The Most-Sacred Mountain
Space, and the twelve clean winds of heaven,
And this sharp exultation, like a cry, after the slow
six thousand steps of climbing!
This is Tai Shan, the beautiful, the most holy.
Below my feet the foot-hills nestle, brown with flecks
of green; and lower down the flat brown plain, the
floor of earth, stretches away to blue infinity.
Beside me in this airy space the temple roofs cut their
slow curves against the sky,
And one black bird circles above the void.
Space, and the twelve clean winds are here; And with them broods eternity—a swift, white peace, a presence manifest. The rhythm ceases here. Time has no place. This is the end that has no end.

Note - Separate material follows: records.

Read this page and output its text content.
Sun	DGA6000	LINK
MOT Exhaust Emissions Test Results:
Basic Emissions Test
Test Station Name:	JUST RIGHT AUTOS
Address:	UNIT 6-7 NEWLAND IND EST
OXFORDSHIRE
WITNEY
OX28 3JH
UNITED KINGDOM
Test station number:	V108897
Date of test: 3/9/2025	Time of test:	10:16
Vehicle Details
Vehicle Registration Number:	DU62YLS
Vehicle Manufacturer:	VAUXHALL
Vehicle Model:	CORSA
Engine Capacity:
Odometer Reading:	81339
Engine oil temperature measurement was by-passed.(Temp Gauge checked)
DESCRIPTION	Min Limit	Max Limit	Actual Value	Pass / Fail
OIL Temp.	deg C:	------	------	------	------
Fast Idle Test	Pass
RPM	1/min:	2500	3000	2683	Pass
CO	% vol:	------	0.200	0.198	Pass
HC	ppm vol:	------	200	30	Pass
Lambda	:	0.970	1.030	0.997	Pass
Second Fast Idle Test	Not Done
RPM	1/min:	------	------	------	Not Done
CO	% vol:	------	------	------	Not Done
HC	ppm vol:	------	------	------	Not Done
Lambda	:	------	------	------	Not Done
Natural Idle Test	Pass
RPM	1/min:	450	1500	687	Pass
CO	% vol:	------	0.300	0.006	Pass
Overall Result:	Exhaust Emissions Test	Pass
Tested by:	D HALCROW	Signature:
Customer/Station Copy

Here when Confucius came, a half a thousand years
before the Nazarene, he stepped, with me, thus
into timelessness.
The stone beside us waxes old, the carven stone that
says: On this spot once Confucius stood and
felt the smallness of the world below.
The stone grows old.
Eternity
Is not for stones.
But I shall go down from this airy space, this swift white peace, this stinging exultation; And time will close about me, and my soul stir to the rhythm of the daily round. Yet, having known, life will not press so close, and always I shall feel time ravel thin about me; For once I stood In the white windy presence of eternity.
Tai Shan
The Dandy
He swaggers in green silk and his two coats are lined with fur. Above his velvet shoes his trim, bound ankles twinkle pleasantly. His nails are of the longest. Quite the glass of fashion is Mr. Chu! In one slim hand—the ultimate punctilio—dangles a bamboo cage, wherein a small brown bird sits with a face of perpetual surprise. Mr. Chu smiles the benevolent smile of one who satisfies both fashion and a tender heart. Does not a bird need an airing?